Deadly Beloved(35)
Henry reached into his pocket again and came out with his wallet. He opened it up and took out all the green Evelyn could see.
“Here,” he said, handing it all to her, twenties without number, tens and fives and even one fifty-dollar bill. “Take it. Go to the store. I really do have to work today, Evelyn.”
Evelyn took the money. “All right,” she said.
“I’ve got to go up to the office,” Henry said. “I can’t be disturbed today, Evelyn. Not for anything.”
“I won’t disturb you.”
“I’m going to lock the door. I know you don’t like it, but I have to. I have to concentrate. I can’t have interruptions.”
“I won’t interrupt you.”
“That’s fine, then.” Henry looked around at the family room and the breakfast room and the kitchen. “That’s fine,” he said again. “I’ll just go up to the office now. Have a good time shopping.”
“I will.”
“Be careful driving the car. It’s been a long time since you’ve been behind the wheel.”
“I’ll be careful.”
“Try to remember that if you load your cart up with junk food, everybody we know will see it. That ought to help you keep your discipline up. Everybody will see you.”
Everybody sees me every day, Evelyn thought. If I cared, I would already be thin again. But she understood what Henry was trying to tell her. She even understood that he was right, in a way. She did care what the rest of them thought about her. She was just careful never to ask them to explain it.
“So,” Henry said, rocking back on the heels of his shoes. “I’ll be going up.”
“Fine,” Evelyn said.
“I’ll be out of communication most of the day.”
“Fine,” Evelyn said again.
“Right.” Henry put his hands back into his pockets and turned away from her. He hurried out of the room, almost at a run, his shoulders hunched over and his legs moving in an odd, jerky way, as if he had suddenly acquired some kind of nerve disease.
Evelyn looked down at the keys in her hand and shook her head. Keys and money. Keys and money. The car was parked out in the driveway because Henry hadn’t bothered to pull it into the garage when he came back from the club with it last night.
I wonder what all this is about, Evelyn asked herself. I wonder what it is he’s so afraid of.
Then she waddled over to the counter and put the keys and the money in her purse. She thought of the big display of Entenmann’s chocolate cakes down at the Stop ’N Shop and wondered how many she could eat in the car on the way home, eat while driving, eat while stopping for red lights on the road between here and the mall. Maybe I’ll have to pull over someplace, she thought, and give myself time to eat.
2.
Liza Verity never took night duty unless she had to, but last night she had had to, and now, at quarter to nine in the morning, she was exhausted. It had been one of those nights that no nurse likes to have anything to do with. It had started with a bad traffic accident on one of those brutal overpasses that now seemed to define the Philadelphia skyline and then done a domino number on life in the rest of the hospital. The accident was a five-car pileup on one side and a tractor-trailer truck on the other. One of the cars in the five-car pileup had six people crammed into it. One of the other cars had only one person in it, but that person had had a little semiautomatic pistol and been hyped up on something serious. He was at the back of the pileup. As soon as the crashing and the screeching were over, he got out and started firing randomly, hitting cars passing and people standing around to see what had happened. He seemed to take particular offense at the idea of bystanders. There were always dozens of people who stopped to rubberneck at the side of any highway disaster. The man with the semiautomatic pistol shot up ten of them before a teenage boy from Radnor had the courage and the presence of mind to tackle him from behind. The teenage boy got the semiautomatic pistol away from the shooter but suffered a broken arm in the process. By the time all these people got to the emergency room, it was something worse than a mess. They had called six extra doctors and nearly thirty nurses down to duty. There were police everywhere and ambulance men looking green and paramedics looking tired. Liza had been a little surprised to see so few media people. Usually, the local news crews were all over an accident like this one. It was exactly the kind of thing their viewers loved best.

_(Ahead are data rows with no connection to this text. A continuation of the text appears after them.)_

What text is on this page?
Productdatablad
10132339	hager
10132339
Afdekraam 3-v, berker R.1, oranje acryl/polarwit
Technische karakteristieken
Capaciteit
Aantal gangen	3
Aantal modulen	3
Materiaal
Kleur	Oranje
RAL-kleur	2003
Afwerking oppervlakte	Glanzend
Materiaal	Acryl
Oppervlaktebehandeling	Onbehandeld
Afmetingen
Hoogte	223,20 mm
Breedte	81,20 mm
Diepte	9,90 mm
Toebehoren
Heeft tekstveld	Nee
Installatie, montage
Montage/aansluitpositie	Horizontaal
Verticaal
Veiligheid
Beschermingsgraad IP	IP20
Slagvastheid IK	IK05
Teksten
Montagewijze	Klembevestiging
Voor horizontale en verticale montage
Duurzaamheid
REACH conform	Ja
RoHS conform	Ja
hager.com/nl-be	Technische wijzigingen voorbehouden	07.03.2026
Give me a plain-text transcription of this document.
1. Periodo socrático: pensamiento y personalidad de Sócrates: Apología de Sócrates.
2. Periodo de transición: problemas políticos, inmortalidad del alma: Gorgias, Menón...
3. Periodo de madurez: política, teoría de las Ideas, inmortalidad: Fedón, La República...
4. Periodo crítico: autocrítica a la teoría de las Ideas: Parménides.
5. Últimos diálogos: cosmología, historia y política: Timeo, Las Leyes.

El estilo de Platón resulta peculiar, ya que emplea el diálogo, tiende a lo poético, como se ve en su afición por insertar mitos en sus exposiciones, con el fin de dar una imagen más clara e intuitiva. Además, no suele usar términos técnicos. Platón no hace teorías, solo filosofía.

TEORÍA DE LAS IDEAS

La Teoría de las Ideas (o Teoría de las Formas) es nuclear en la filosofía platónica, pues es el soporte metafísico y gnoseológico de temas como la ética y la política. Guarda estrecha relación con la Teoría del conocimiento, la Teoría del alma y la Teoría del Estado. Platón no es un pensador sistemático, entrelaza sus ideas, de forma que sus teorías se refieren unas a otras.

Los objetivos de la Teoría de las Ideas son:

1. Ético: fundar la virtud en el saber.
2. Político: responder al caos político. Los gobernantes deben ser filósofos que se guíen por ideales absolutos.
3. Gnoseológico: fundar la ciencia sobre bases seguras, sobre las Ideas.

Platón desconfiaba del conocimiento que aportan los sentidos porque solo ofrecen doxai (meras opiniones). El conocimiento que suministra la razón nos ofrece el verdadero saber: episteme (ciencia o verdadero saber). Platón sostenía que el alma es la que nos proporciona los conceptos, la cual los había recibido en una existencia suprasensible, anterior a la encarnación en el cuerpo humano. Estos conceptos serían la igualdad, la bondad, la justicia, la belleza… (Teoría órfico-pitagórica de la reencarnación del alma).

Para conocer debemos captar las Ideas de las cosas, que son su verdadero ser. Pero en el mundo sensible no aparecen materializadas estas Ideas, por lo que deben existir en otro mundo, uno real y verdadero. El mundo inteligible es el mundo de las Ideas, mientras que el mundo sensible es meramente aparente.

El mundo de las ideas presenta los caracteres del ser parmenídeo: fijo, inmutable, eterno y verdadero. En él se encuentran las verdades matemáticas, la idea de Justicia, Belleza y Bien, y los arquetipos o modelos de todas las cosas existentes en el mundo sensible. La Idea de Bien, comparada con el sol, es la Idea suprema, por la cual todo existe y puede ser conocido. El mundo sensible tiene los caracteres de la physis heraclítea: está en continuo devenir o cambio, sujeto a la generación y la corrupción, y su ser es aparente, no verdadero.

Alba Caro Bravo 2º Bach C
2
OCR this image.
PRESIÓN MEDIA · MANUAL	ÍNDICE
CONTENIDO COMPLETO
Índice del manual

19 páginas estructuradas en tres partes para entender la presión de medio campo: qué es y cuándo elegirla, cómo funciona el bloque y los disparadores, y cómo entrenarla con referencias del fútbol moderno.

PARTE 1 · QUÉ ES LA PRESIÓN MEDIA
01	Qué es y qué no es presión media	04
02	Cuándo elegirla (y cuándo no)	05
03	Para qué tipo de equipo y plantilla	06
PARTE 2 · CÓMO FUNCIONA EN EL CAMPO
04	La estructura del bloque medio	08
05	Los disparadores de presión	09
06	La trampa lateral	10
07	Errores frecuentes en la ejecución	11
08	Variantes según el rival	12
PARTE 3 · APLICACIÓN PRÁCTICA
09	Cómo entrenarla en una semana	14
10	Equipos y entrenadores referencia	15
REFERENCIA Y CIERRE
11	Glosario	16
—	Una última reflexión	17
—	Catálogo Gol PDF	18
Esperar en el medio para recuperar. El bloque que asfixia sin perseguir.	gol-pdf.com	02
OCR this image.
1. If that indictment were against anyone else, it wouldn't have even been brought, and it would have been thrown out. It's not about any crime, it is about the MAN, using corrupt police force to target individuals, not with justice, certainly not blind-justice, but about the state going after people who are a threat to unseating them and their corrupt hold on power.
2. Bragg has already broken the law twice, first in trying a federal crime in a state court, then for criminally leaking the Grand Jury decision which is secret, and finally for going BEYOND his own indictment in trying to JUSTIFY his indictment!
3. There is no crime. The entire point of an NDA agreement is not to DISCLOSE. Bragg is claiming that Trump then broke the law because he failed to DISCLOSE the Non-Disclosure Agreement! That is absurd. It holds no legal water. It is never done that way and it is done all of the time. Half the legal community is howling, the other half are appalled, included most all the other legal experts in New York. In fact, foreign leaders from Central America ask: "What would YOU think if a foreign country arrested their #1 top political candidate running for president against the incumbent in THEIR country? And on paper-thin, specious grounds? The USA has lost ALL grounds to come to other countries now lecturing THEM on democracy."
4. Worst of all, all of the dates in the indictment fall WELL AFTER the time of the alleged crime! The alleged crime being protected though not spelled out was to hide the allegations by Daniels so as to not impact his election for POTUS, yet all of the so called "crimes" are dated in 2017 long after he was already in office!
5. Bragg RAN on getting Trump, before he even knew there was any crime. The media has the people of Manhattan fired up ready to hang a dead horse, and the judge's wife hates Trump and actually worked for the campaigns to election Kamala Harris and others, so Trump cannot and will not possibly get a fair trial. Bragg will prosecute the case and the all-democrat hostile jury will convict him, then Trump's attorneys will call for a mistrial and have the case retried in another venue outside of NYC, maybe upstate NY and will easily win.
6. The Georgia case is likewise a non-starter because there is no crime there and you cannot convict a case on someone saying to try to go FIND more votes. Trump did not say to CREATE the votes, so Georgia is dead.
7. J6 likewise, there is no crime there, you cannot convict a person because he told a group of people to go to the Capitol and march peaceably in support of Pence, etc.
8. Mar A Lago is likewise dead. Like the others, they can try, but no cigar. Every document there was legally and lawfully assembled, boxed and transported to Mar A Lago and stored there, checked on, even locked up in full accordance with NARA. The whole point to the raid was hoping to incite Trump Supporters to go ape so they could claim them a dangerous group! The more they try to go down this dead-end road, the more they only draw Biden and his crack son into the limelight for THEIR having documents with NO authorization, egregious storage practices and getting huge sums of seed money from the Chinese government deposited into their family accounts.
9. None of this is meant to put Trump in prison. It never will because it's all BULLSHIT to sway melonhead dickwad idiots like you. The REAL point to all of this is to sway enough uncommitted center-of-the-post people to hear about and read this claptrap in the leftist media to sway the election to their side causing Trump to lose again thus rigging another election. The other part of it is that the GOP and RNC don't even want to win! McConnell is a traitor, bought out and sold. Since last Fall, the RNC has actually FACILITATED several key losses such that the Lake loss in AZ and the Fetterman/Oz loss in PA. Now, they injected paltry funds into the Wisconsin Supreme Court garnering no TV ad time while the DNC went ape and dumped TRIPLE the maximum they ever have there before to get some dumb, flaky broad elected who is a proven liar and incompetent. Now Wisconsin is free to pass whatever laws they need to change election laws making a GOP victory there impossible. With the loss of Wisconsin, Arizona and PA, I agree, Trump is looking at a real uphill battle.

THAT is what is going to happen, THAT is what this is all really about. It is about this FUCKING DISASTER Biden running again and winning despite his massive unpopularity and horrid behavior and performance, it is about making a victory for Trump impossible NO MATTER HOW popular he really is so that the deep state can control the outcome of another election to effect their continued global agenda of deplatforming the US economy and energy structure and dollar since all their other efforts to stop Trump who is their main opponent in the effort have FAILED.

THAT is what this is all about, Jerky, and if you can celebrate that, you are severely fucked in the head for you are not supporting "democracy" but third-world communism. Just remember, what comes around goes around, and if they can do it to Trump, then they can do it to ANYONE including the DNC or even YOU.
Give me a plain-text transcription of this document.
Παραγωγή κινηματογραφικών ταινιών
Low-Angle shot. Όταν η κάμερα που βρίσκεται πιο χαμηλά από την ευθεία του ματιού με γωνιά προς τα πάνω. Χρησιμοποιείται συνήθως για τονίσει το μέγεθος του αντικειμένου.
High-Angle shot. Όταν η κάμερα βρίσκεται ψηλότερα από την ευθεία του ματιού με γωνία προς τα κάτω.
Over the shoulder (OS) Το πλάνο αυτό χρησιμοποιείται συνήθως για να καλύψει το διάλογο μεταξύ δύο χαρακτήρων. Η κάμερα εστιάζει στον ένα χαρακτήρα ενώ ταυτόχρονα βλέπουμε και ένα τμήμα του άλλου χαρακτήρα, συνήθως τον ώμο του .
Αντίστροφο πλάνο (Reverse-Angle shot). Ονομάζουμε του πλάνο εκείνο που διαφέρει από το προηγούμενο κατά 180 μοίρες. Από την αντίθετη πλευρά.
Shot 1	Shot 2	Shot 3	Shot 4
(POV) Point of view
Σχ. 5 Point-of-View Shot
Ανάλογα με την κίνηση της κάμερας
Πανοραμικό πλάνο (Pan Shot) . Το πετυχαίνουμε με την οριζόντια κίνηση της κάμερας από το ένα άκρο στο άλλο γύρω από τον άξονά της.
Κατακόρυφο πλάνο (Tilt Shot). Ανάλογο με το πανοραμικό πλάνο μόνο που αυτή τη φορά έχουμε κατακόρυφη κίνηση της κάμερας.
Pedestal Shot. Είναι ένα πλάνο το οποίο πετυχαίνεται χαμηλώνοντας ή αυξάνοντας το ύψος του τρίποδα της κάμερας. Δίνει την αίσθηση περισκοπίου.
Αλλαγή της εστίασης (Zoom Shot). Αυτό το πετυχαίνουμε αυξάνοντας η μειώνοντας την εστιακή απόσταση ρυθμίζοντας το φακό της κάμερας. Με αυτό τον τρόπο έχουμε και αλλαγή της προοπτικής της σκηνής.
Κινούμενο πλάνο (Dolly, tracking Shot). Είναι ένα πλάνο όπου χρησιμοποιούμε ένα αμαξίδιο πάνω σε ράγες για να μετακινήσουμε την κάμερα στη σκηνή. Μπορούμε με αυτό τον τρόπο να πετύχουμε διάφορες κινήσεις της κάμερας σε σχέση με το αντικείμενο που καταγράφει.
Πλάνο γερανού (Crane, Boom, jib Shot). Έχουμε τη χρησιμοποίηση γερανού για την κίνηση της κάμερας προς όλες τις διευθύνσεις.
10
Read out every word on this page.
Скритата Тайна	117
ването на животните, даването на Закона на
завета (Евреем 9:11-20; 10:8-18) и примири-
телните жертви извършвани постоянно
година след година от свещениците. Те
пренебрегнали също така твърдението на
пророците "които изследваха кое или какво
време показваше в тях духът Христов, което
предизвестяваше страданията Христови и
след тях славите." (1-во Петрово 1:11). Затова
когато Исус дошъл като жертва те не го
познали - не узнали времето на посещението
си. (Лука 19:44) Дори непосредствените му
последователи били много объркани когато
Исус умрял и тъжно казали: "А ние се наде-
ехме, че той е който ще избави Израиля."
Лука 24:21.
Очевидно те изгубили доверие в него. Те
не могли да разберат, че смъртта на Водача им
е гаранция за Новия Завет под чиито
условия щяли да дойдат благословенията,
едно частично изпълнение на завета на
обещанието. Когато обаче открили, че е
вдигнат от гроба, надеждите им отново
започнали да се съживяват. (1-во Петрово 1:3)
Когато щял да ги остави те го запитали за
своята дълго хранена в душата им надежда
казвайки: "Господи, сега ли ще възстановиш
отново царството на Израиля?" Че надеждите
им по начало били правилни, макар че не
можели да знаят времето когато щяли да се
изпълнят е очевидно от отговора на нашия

One of the advantages of having been up all night is that it is nearly impossible to summon the energy to be worked up about anything. Coming upstairs from emergency after she was finally let off, Liza had her ass pinched in the elevator by a third-year medical student on apprenticeship roster. She didn’t even turn around and slap his face, which is what she usually did when boys of that sort pulled nonsense on her. In her tiredness, everything about the day-to-day workings of the hospital seemed tacky and absurd. Medical students who had to resort to sexual harassment to have a good day. Doctors who wanted to prove their superiority to God at least once an hour, usually by putting down nurses. Nurses’ aides who were always a little insulted when they were asked to make beds or change bedpans. Liza got off the elevator on the fourth floor and headed down the hall to the pediatrics unit. She could have gotten out of going down to emergency last night. She was a pediatrics specialist and already technically off-duty when they started bringing the bodies in. Maybe she was just getting a little stale, bored with the routine, impatient with the politics—God only knew, she was all of that, there was no maybe about it. Maybe it was time for her to quit and find herself another job.